I – APIs, leiautes, arquivos estruturados, catálogos de eventos e padrões de interoperabilidade;

II – autenticação, autorização, rastreabilidade, segurança da informação e resposta a incidentes;

III – fluxos sistêmicos de comunicação, atualização de eventos, monitoramento e integração entre plataformas; IV – padrões de acessibilidade, usabilidade, identidade visual e apresentação das informações ao usuário;

IV – conciliação, liquidação, faturamento, repasse e demais rotinas de processamento operacional dos fluxos financeiros;

V – níveis técnicos de serviço, continuidade operacional, ambientes de homologação, versionamento, documentação técnica e suporte técnico;

VI – adequações técnicas em sistemas internos das serventias necessárias à interoperabilidade, à atualização de eventos, à segurança da informação e à rastreabilidade das operações.
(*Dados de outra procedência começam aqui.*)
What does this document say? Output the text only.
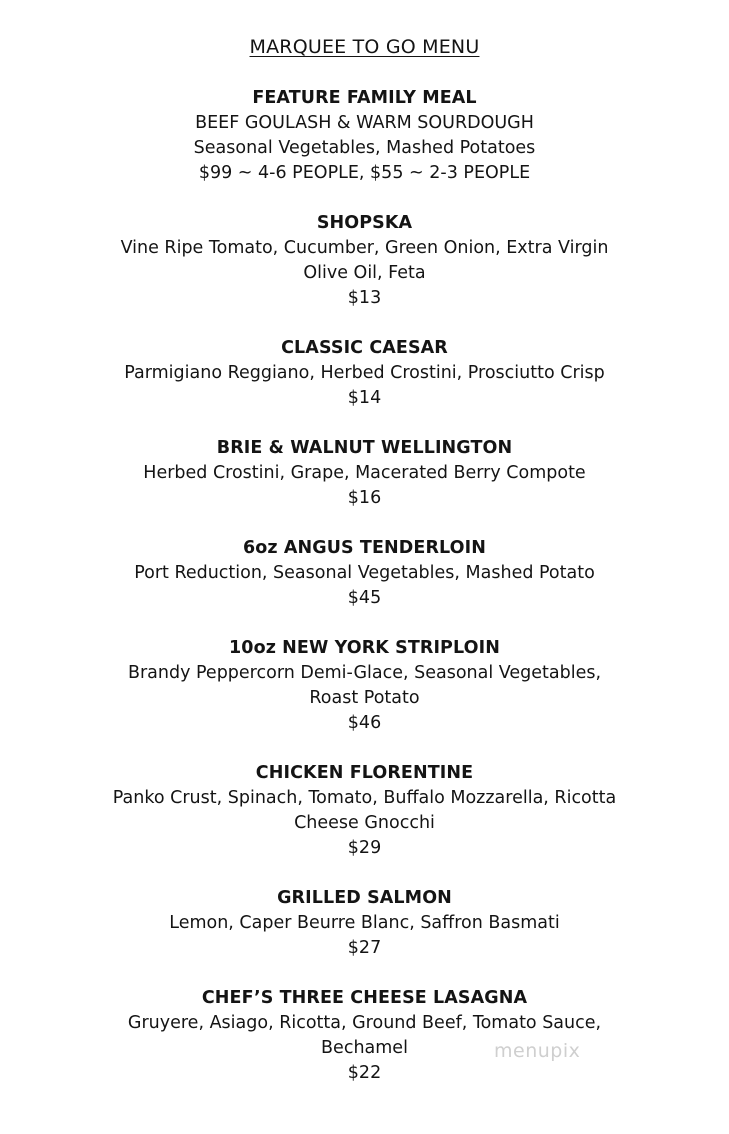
MARQUEE TO GO MENU
FEATURE FAMILY MEAL
BEEF GOULASH & WARM SOURDOUGH
Seasonal Vegetables, Mashed Potatoes
$99 ~ 4-6 PEOPLE, $55 ~ 2-3 PEOPLE
SHOPSKA
Vine Ripe Tomato, Cucumber, Green Onion, Extra Virgin
Olive Oil, Feta
$13
CLASSIC CAESAR
Parmigiano Reggiano, Herbed Crostini, Prosciutto Crisp
$14
BRIE & WALNUT WELLINGTON
Herbed Crostini, Grape, Macerated Berry Compote
$16
6oz ANGUS TENDERLOIN
Port Reduction, Seasonal Vegetables, Mashed Potato
$45
10oz NEW YORK STRIPLOIN
Brandy Peppercorn Demi-Glace, Seasonal Vegetables,
Roast Potato
$46
CHICKEN FLORENTINE
Panko Crust, Spinach, Tomato, Buffalo Mozzarella, Ricotta
Cheese Gnocchi
$29
GRILLED SALMON
Lemon, Caper Beurre Blanc, Saffron Basmati
$27
CHEF’S THREE CHEESE LASAGNA
Gruyere, Asiago, Ricotta, Ground Beef, Tomato Sauce,
Bechamel
$22
menupix
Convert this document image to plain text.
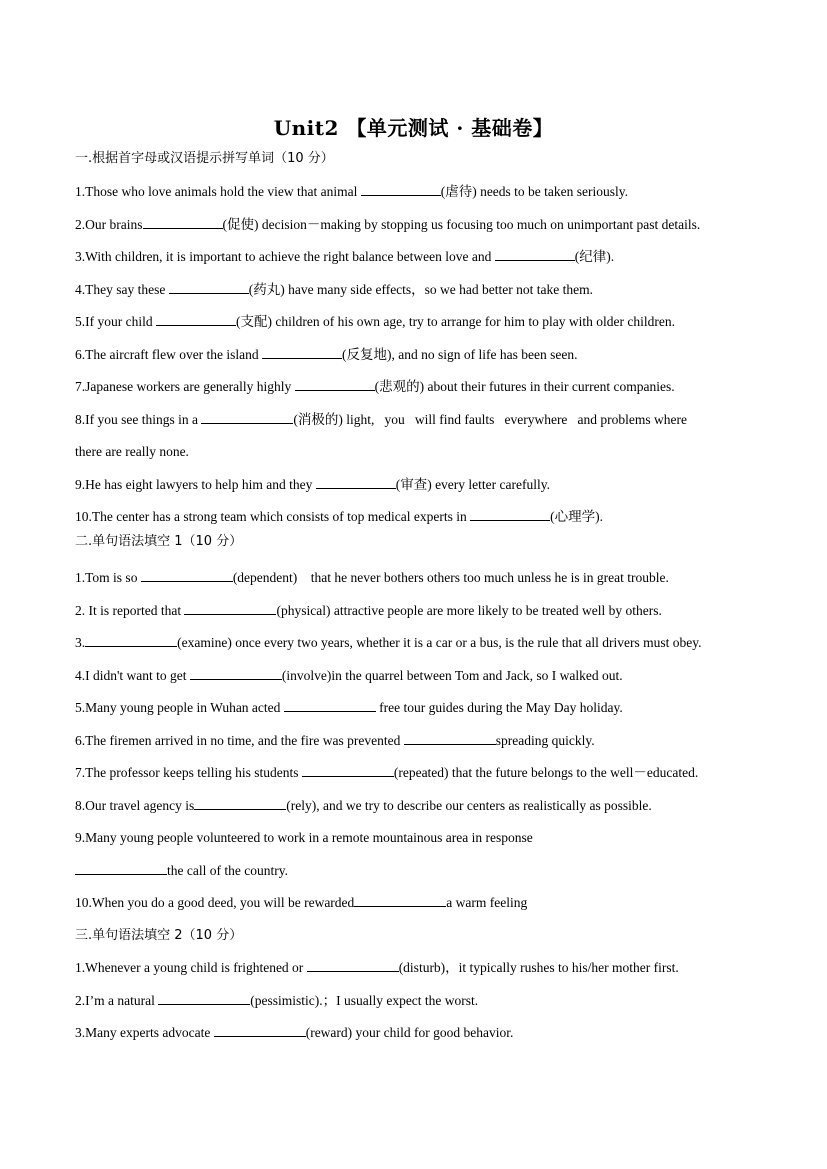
Unit2 【单元测试 · 基础卷】
一.根据首字母或汉语提示拼写单词（10 分）
1.Those who love animals hold the view that animal	(虐待) needs to be taken seriously.
2.Our brains	(促使) decision－making by stopping us focusing too much on unimportant past details.
3.With children, it is important to achieve the right balance between love and	(纪律).
4.They say these	(药丸) have many side effects，so we had better not take them.
5.If your child	(支配) children of his own age, try to arrange for him to play with older children.
6.The aircraft flew over the island	(反复地), and no sign of life has been seen.
7.Japanese workers are generally highly	(悲观的) about their futures in their current companies.
8.If you see things in a	(消极的) light,   you   will find faults   everywhere   and problems where
there are really none.
9.He has eight lawyers to help him and they	(审查) every letter carefully.
10.The center has a strong team which consists of top medical experts in	(心理学).
二.单句语法填空 1（10 分）
1.Tom is so	(dependent)    that he never bothers others too much unless he is in great trouble.
2. It is reported that	(physical) attractive people are more likely to be treated well by others.
3.	(examine) once every two years, whether it is a car or a bus, is the rule that all drivers must obey.
4.I didn't want to get	(involve)in the quarrel between Tom and Jack, so I walked out.
5.Many young people in Wuhan acted	free tour guides during the May Day holiday.
6.The firemen arrived in no time, and the fire was prevented	spreading quickly.
7.The professor keeps telling his students	(repeated) that the future belongs to the well－educated.
8.Our travel agency is	(rely), and we try to describe our centers as realistically as possible.
9.Many young people volunteered to work in a remote mountainous area in response
the call of the country.
10.When you do a good deed, you will be rewarded	a warm feeling
三.单句语法填空 2（10 分）
1.Whenever a young child is frightened or	(disturb)，it typically rushes to his/her mother first.
2.I’m a natural	(pessimistic).；I usually expect the worst.
3.Many experts advocate	(reward) your child for good behavior.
§2º As ITNs possuem natureza instrumental e vinculada, destinando-se exclusivamente à especificação técnica, operacional ou tecnológica necessária à execução da legislação aplicável e dos atos normativos da Corregedoria Nacional de Justiça, podendo estabelecer padrões técnicos, especificações de interoperabilidade, cronogramas e prazos operacionais indispensáveis à adaptação sistêmica.

§3º A elaboração, a revisão e a atualização das ITNs observarão mecanismos de governança que assegurem histórico e controle de versões, publicidade, transparência, previsibilidade das alterações e adequada gestão de mudanças, de modo a promover estabilidade operacional, interoperabilidade, segurança da informação e rastreabilidade dos processos e dados.

§4º É vedado às ITNs inovar quanto a competências legais, hipóteses de responsabilidade civil, funcional ou disciplinar, regime de emolumentos, tarifas, gratuidades, isenções, sigilo, proteção de dados pessoais, requisitos de qualificação registral, prazos legais e demais matérias reservadas a ato normativo da Corregedoria Nacional de Justiça ou à legislação aplicável.

§5º As ITNs que disciplinem plataformas, integrações ou serviços eletrônicos do ecossistema Serp deverão estabelecer níveis de serviço, contemplando, no mínimo:

I – disponibilidade operacional;

II – tempo máximo de resposta das integrações;

III – prazo de recuperação em caso de indisponibilidade;

IV – procedimentos de contingência;

V – indicadores de desempenho, monitoramento e continuidade operacional;

VI – critérios de comunicação de incidentes e gestão de mudanças; e

VII – metodologia de apuração, divulgação e auditoria dos indicadores de desempenho e disponibilidade.

§6º As especificações técnicas previstas nas Instruções Técnicas de Normalização deverão privilegiar soluções baseadas em padrões abertos, interoperáveis, escaláveis, auditáveis e neutros sob perspectiva tecnológica, vedada a imposição de arquitetura, fornecedor, linguagem de programação, plataforma computacional ou tecnologia específica, salvo quando objetivamente demonstrada sua indispensabilidade para a segurança, a continuidade ou a interoperabilidade do ecossistema Serp.

§7º A edição, a vigência, a comunicação ao Agente Regulador e a eventual suspensão das ITNs de que trata este artigo observarão o regime do art. 228-I deste Código, aplicando-se as disposições nele previstas, inclusive quanto à disponibilização concomitante do acesso ao Agente Regulador e à suspensão em caso de conflito normativo ou extrapolação de atribuições.”

Art. 2º As disposições acrescidas por este Provimento aplicam-se de forma harmônica com as demais disposições do CNN/CN/CNJ-Extra relativas ao Sistema Eletrônico dos Registros Públicos (Serp), aos Operadores Nacionais e às Instruções Técnicas de Normalização.

§1º Em caso de aparente conflito, prevalecerá a interpretação que preserve a reserva legal, a competência registral de cada especialidade, o regime estadual de emolumentos, as gratuidades legalmente asseguradas e as competências da Corregedoria Nacional de Justiça.

§2º Os Operadores Nacionais e as unidades dos serviços registrais adotarão as providências técnicas e operacionais necessárias à adequação aos dispositivos ora acrescidos, observados os cronogramas e prazos estabelecidos na forma do art. 3º.

Art. 3º A implantação das disposições deste Provimento ocorrerá de forma progressiva, mediante fases piloto, ambientes de homologação, publicação de ITNs, início por serviços prioritários e ampliação gradual para outras especialidades.

Art. 4º Este Provimento entra em vigor na data de sua publicação.